Karachi, June 17, 2025 — The Sindh government has proposed several revisions to service descriptions and rates of Sindh Sales Tax (SST) as part of the Finance Bill 2025, including a significant increase in tax on freight services.
These changes, applicable from the fiscal year 2025–26, reflect the province’s broader agenda of refining tax categories and ensuring greater alignment with international classification systems.
One of the key highlights of the Finance Bill is the revision in sales tax rates for freight services. The tax applicable to freight forwarding agents and services related to the issuance of bills of lading has been enhanced from a fixed amount of Rs 500 to Rs 1,000, marking a substantial rise. This move aims to increase revenue from the growing logistics and transportation sector in Sindh.
In contrast, a wide range of other services have seen reductions in their respective SST rates, which the government argues will support business recovery and boost service sector growth. For instance, the rates for wholesale trade services such as auctioneers and automobile dealers have been reduced from 10% to 8%. Similarly, rental services for passenger vehicles and buses, previously taxed at 10%, will now be taxed at 8%.

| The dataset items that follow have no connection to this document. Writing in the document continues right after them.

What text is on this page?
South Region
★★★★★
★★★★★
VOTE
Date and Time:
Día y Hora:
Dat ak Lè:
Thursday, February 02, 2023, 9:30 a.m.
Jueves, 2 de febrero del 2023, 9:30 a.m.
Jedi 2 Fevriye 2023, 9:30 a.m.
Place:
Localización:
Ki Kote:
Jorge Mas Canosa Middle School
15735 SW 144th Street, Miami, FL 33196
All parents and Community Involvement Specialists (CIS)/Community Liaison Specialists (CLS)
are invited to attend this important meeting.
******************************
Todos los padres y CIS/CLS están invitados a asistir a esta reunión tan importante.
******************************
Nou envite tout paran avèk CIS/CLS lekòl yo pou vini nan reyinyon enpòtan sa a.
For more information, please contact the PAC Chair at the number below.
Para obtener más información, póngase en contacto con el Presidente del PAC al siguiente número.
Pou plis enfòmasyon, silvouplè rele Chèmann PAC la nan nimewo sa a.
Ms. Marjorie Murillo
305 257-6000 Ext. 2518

Motor vehicle insurance services will benefit from the most dramatic drop, with rates slashed from 15% to just 5%. Licensing services for intellectual property, trademarks, and franchises—excluding certain CPC-coded services—will now be taxed at 8% instead of the earlier 10%.
Services such as security provision, cleaning, cable broadcasting, photography, and beauty care have also received rate cuts ranging from 10–15% down to 8%, which is expected to provide relief to both consumers and small service providers.
Healthcare services, particularly cosmetic and plastic surgeries, have also seen a tax cut, with rates falling from 15% to 3%. Sports and recreational facilities, beauty clinics, and real estate service providers will also benefit from similar reductions.
By rationalizing the sales tax rates and standardizing service definitions, the Sindh government seeks to broaden the tax base while encouraging compliance. These strategic changes outlined in the Finance Bill 2025 signal a more nuanced approach to tax policy, balancing revenue generation with sectoral support.